Although Edwards won the most votes in the primary, the Nov. 16 runoff could be different. Edwards took 47 percent of the vote, but Rispone and third-place finisher Rep. Ralph Abraham combined for a majority with 27 percent and 24 percent, respectively.
While Rispone has not proposed overturning Medicaid expansion, his plan to freeze enrollment would reverse the growth in benefits the state’s residents have enjoyed, warns the Louisiana Budget Project, a think tank focused on low- to moderate-income families.
“Although Rispone has provided no details about his plan, the experience of other states shows that an enrollment freeze would reverse the dramatic gains in coverage that Louisiana has seen since Medicaid was expanded in 2016,” the group warned.
The state’s conservative Pelican Institute for Public Policy argues that freezing enrollment would save Louisiana between $56 billion and $64 billion within a decade.
“We’re going to go in there and get rid of the abuse and the waste,” Rispone said in a pre-primary debate. “We keep expanding it.

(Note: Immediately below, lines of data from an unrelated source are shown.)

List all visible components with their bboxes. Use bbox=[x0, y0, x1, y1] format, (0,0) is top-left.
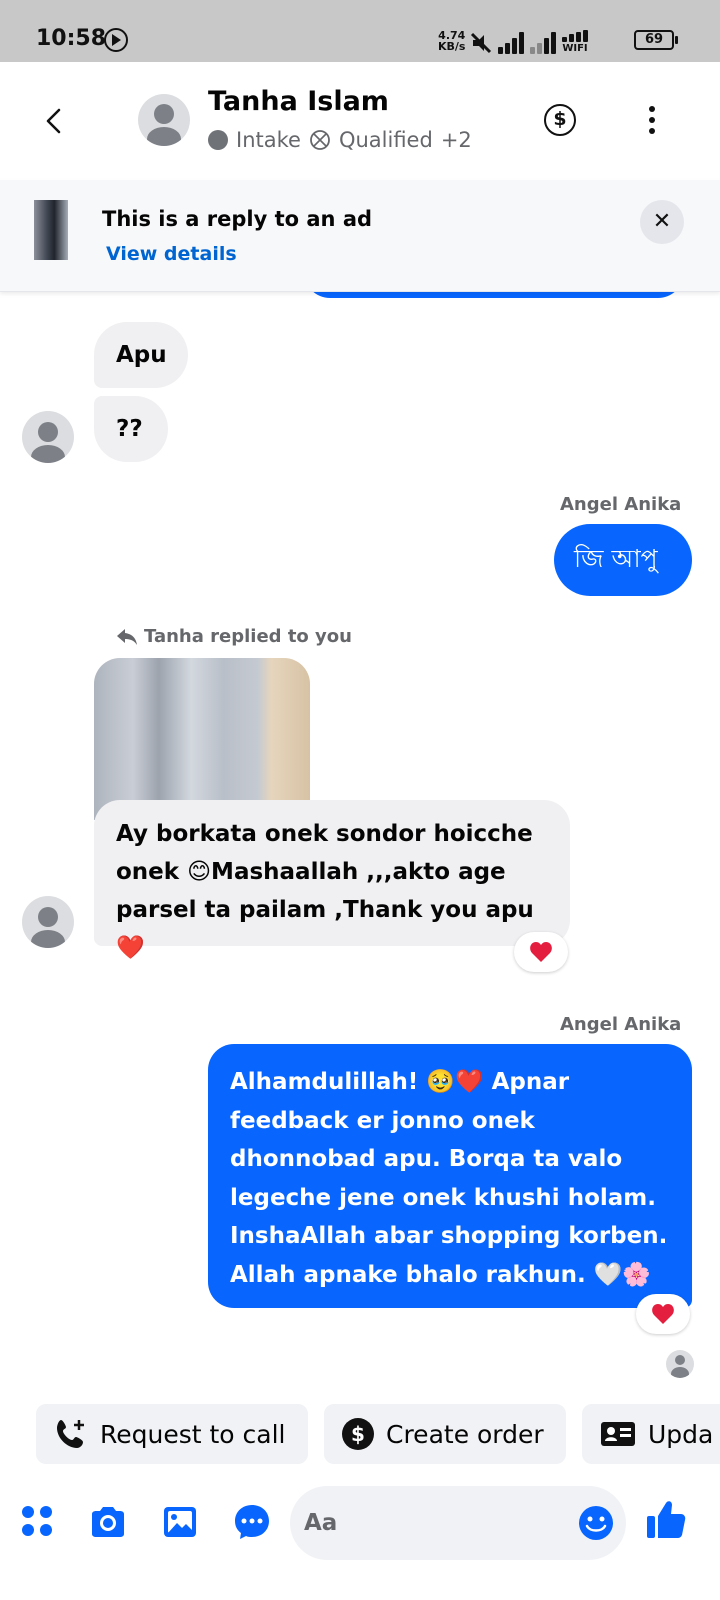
network-speed-unit: KB/s bbox=[438, 40, 466, 53]
message-input[interactable] bbox=[304, 1504, 564, 1542]
contact-avatar[interactable] bbox=[138, 94, 190, 146]
reply-icon bbox=[117, 628, 137, 645]
heart-icon bbox=[530, 942, 552, 962]
contact-card-icon bbox=[601, 1422, 635, 1446]
contact-name[interactable]: Tanha Islam bbox=[208, 86, 389, 117]
create-order-button[interactable]: $ Create order bbox=[324, 1404, 566, 1464]
reply-label-text: Tanha replied to you bbox=[144, 626, 352, 647]
conversation-header: Tanha Islam Intake Qualified +2 $ bbox=[0, 62, 720, 180]
view-details-link[interactable]: View details bbox=[106, 243, 237, 265]
outgoing-message[interactable]: Alhamdulillah! 🥹❤️ Apnar feedback er jon… bbox=[208, 1044, 692, 1308]
sender-avatar[interactable] bbox=[22, 896, 74, 948]
qualified-icon bbox=[310, 130, 330, 150]
phone-add-icon bbox=[57, 1420, 84, 1448]
tag-intake: Intake bbox=[236, 128, 301, 152]
replied-image[interactable] bbox=[94, 658, 310, 820]
heart-reaction[interactable] bbox=[514, 932, 568, 972]
quick-actions: Request to call $ Create order Upda bbox=[0, 1404, 720, 1464]
message-composer bbox=[0, 1480, 720, 1570]
seen-avatar bbox=[666, 1350, 694, 1378]
ad-reply-banner: This is a reply to an ad View details ✕ bbox=[0, 180, 720, 292]
camera-icon[interactable] bbox=[88, 1502, 128, 1542]
heart-reaction[interactable] bbox=[636, 1294, 690, 1334]
network-speed: 4.74 KB/s bbox=[438, 30, 465, 52]
incoming-message[interactable]: Ay borkata onek sondor hoicche onek 😊Mas… bbox=[94, 800, 570, 961]
request-to-call-label: Request to call bbox=[100, 1419, 286, 1449]
incoming-message[interactable]: ?? bbox=[94, 396, 168, 462]
status-icons: WIFI bbox=[470, 26, 588, 54]
back-button[interactable] bbox=[40, 106, 70, 136]
reply-indicator: Tanha replied to you bbox=[116, 626, 352, 647]
battery-icon: 69 bbox=[634, 30, 678, 50]
wifi-label: WIFI bbox=[562, 43, 588, 54]
close-icon[interactable]: ✕ bbox=[640, 200, 684, 244]
wifi-icon: WIFI bbox=[562, 30, 588, 54]
sender-avatar[interactable] bbox=[22, 411, 74, 463]
play-icon bbox=[104, 28, 128, 52]
status-bar: 10:58 4.74 KB/s WIFI 69 bbox=[0, 0, 720, 62]
status-time: 10:58 bbox=[36, 26, 107, 51]
emoji-icon[interactable] bbox=[576, 1503, 616, 1543]
message-input-container[interactable] bbox=[290, 1486, 626, 1560]
update-label: Upda bbox=[648, 1419, 714, 1449]
incoming-message[interactable]: Apu bbox=[94, 322, 188, 388]
message-bubble-icon[interactable] bbox=[232, 1502, 272, 1542]
mute-icon bbox=[470, 32, 492, 54]
sender-name: Angel Anika bbox=[560, 494, 682, 515]
outgoing-message[interactable]: জি আপু bbox=[554, 524, 692, 596]
dollar-icon: $ bbox=[342, 1418, 374, 1450]
ad-thumbnail[interactable] bbox=[34, 200, 68, 260]
request-to-call-button[interactable]: Request to call bbox=[36, 1404, 308, 1464]
thumbs-up-icon[interactable] bbox=[644, 1498, 688, 1542]
heart-icon bbox=[652, 1304, 674, 1324]
sender-name: Angel Anika bbox=[560, 1014, 682, 1035]
tag-qualified: Qualified bbox=[338, 128, 433, 152]
gallery-icon[interactable] bbox=[160, 1502, 200, 1542]
ad-banner-title: This is a reply to an ad bbox=[102, 207, 373, 231]
contact-tags[interactable]: Intake Qualified +2 bbox=[208, 128, 472, 152]
signal-icon bbox=[498, 32, 524, 54]
more-options-button[interactable] bbox=[642, 102, 662, 138]
tag-more: +2 bbox=[440, 128, 472, 152]
dot-icon bbox=[208, 130, 228, 150]
create-order-label: Create order bbox=[386, 1419, 544, 1449]
payment-button[interactable]: $ bbox=[544, 104, 576, 136]
menu-grid-icon[interactable] bbox=[18, 1502, 58, 1542]
signal-icon-2 bbox=[530, 32, 556, 54]
update-button[interactable]: Upda bbox=[582, 1404, 720, 1464]
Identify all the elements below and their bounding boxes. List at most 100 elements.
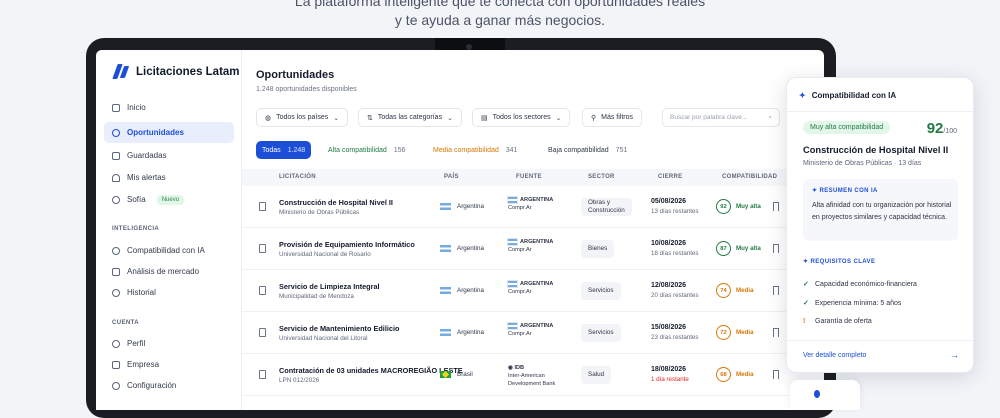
summary-text: Alta afinidad con tu organización por hi…	[812, 202, 952, 221]
more-filters-button[interactable]: ⚲ Más filtros	[582, 108, 643, 127]
tab-alta[interactable]: Alta compatibilidad 156	[322, 141, 411, 159]
tab-todas[interactable]: Todas 1.248	[256, 141, 312, 159]
divider	[787, 340, 973, 341]
source: ARGENTINA Compr.Ar	[507, 279, 554, 295]
table-row[interactable]: Construcción de Hospital Nivel II Ministe…	[242, 186, 824, 228]
closing-date: 05/08/2026 13 días restantes	[651, 198, 699, 215]
category-icon: ⇅	[367, 114, 373, 122]
panel-header: ✦ Compatibilidad con IA	[799, 91, 897, 100]
compatibility-level: Media	[736, 329, 754, 336]
source-flag-icon	[507, 279, 518, 288]
sidebar-item-guardadas[interactable]: Guardadas	[104, 145, 234, 166]
panel-project-title: Construcción de Hospital Nivel II	[803, 145, 949, 155]
document-icon	[259, 286, 266, 295]
sector-filter[interactable]: ▤ Todos los sectores ⌄	[472, 108, 571, 127]
table-row[interactable]: Servicio de Limpieza Integral Municipalid…	[242, 270, 824, 312]
sidebar-item-empresa[interactable]: Empresa	[104, 354, 234, 375]
closing-date: 10/08/2026 18 días restantes	[651, 240, 699, 257]
ai-compatibility-panel: ✦ Compatibilidad con IA Muy alta compatib…	[786, 77, 974, 373]
check-icon: ✓	[803, 300, 809, 307]
sidebar-item-configuracion[interactable]: Configuración	[104, 375, 234, 396]
sidebar-item-sofia[interactable]: Sofía Nuevo	[104, 189, 234, 210]
sidebar-item-inicio[interactable]: Inicio	[104, 97, 234, 118]
col-licitacion: LICITACIÓN	[279, 174, 316, 180]
chevron-down-icon: ⌄	[555, 114, 562, 122]
search-input[interactable]: Buscar por palabra clave... ⌕	[662, 108, 780, 127]
target-icon	[112, 128, 120, 137]
sparkle-icon: ✦	[799, 91, 806, 100]
bookmark-icon[interactable]	[773, 328, 779, 337]
tender-org: Ministerio de Obras Públicas	[279, 209, 360, 216]
chevron-down-icon: ⌄	[447, 114, 453, 122]
chevron-down-icon: ⌄	[333, 114, 340, 122]
table-header: LICITACIÓN PAÍS FUENTE SECTOR CIERRE COM…	[242, 169, 824, 186]
document-icon	[259, 244, 266, 253]
country-name: Argentina	[457, 287, 484, 294]
compatibility-level: Media	[736, 371, 754, 378]
tender-org: LPN 012/2026	[279, 377, 320, 384]
requirements-title: ✦ REQUISITOS CLAVE	[803, 259, 876, 265]
section-account: CUENTA	[112, 320, 139, 326]
page-title: Oportunidades	[256, 69, 335, 81]
tender-org: Universidad Nacional del Litoral	[279, 335, 368, 342]
source: ARGENTINA Compr.Ar	[507, 237, 554, 253]
sector-icon: ▤	[481, 114, 488, 122]
app-logo[interactable]: Licitaciones Latam	[112, 64, 240, 80]
country-name: Brasil	[457, 371, 473, 378]
sidebar-item-alertas[interactable]: Mis alertas	[104, 167, 234, 188]
document-icon	[259, 202, 266, 211]
sidebar-item-oportunidades[interactable]: Oportunidades	[104, 122, 234, 143]
chart-icon	[112, 267, 120, 276]
sector-chip: Servicios	[581, 282, 621, 300]
sidebar-item-historial[interactable]: Historial	[104, 282, 234, 303]
person-icon	[814, 390, 820, 398]
source: ARGENTINA Compr.Ar	[507, 195, 554, 211]
app-name: Licitaciones Latam	[136, 66, 240, 78]
section-intelligence: INTELIGENCIA	[112, 226, 160, 232]
flag-icon	[440, 287, 451, 294]
score-ring: 74	[716, 283, 731, 298]
col-pais: PAÍS	[444, 174, 459, 180]
tender-name: Servicio de Limpieza Integral	[279, 282, 380, 291]
sidebar-item-analisis[interactable]: Análisis de mercado	[104, 261, 234, 282]
sidebar-item-compatibilidad[interactable]: Compatibilidad con IA	[104, 240, 234, 261]
bookmark-icon[interactable]	[773, 244, 779, 253]
document-icon	[259, 328, 266, 337]
hero-text: La plataforma inteligente que te conecta…	[0, 0, 1000, 30]
closing-date: 18/08/2026 1 día restante	[651, 366, 689, 383]
table-row[interactable]: Provisión de Equipamiento Informático Uni…	[242, 228, 824, 270]
sector-chip: Salud	[581, 366, 612, 384]
bookmark-icon[interactable]	[773, 202, 779, 211]
sidebar-item-perfil[interactable]: Perfil	[104, 333, 234, 354]
panel-project-org: Ministerio de Obras Públicas · 13 días	[803, 160, 922, 167]
source-flag-icon	[507, 195, 518, 204]
bookmark-icon[interactable]	[773, 286, 779, 295]
tab-media[interactable]: Media compatibilidad 341	[427, 141, 523, 159]
tab-baja[interactable]: Baja compatibilidad 751	[542, 141, 633, 159]
compatibility-badge: Muy alta compatibilidad	[803, 121, 891, 134]
table-row[interactable]: Contratación de 03 unidades MACROREGIÃO …	[242, 354, 824, 396]
sparkle-icon	[112, 195, 120, 204]
arrow-right-icon[interactable]: →	[950, 350, 959, 360]
country-name: Argentina	[457, 203, 484, 210]
gear-icon	[112, 381, 120, 390]
flag-icon	[440, 371, 451, 378]
source-flag-icon	[507, 321, 518, 330]
closing-date: 15/08/2026 23 días restantes	[651, 324, 699, 341]
table-row[interactable]: Servicio de Mantenimiento Edilicio Univer…	[242, 312, 824, 354]
summary-title: ✦ RESUMEN CON IA	[812, 188, 878, 194]
country-name: Argentina	[457, 329, 484, 336]
score-ring: 72	[716, 325, 731, 340]
bookmark-icon[interactable]	[773, 370, 779, 379]
logo-icon	[112, 64, 130, 80]
globe-icon: ◍	[265, 114, 272, 122]
divider	[787, 111, 973, 112]
view-detail-link[interactable]: Ver detalle completo	[803, 352, 866, 359]
col-compatibilidad: COMPATIBILIDAD	[722, 174, 778, 180]
building-icon	[112, 360, 120, 369]
col-sector: SECTOR	[588, 174, 615, 180]
tender-org: Universidad Nacional de Rosario	[279, 251, 371, 258]
category-filter[interactable]: ⇅ Todas las categorías ⌄	[358, 108, 462, 127]
flag-icon	[440, 245, 451, 252]
country-filter[interactable]: ◍ Todos los países ⌄	[256, 108, 349, 127]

We can’t keep doing this because then we’re going to lose the safety net.”
In that debate, Edwards said the Trump administration had named Louisiana one of the eight states best equipped to root out Medicaid fraud and abuse. He said expansion helped the state, while neighboring states missed out on its financial benefits.
“Not a single hospital has closed in Louisiana, unlike other Southern states that didn’t expand,” he said.
In Mississippi, Hood and other expansion advocates have sought to underscore that providing benefits to more people, and winning federal dollars for that, could help keep rural hospitals open.
A Navigant Consulting report released this year found the state could be one of the most affected by hospital closures.
“I’ll work with both parties to keep rural hospitals open, expand health care and create 9,000 jobs,” Hood said in a September ad.
The state’s hospital association is pushing lawmakers to seek a federal waiver to expand Medicaid by levying taxes on hospitals and consumers’ premiums to help finance expansion.
“The impact of Medicaid expansion on our rural hospitals is significant,” said Richard Roberson, the Mississippi Hospital Association vice president of state advocacy. “They’re the ones that are treating the uninsured in their emergency rooms, and they’re not getting compensated for it.”
Mississippi officials have long opposed expanding eligibility, citing cost. States would pay 10 percent of the costs, while the federal government pays 90 percent.
The Medicaid fights in the three states could spill over to 2020.
“Health care is going to continue to be a leading issue amongst voters across the country, particularly independent-leaning voters,” said Cafaro, the former Ohio state senator.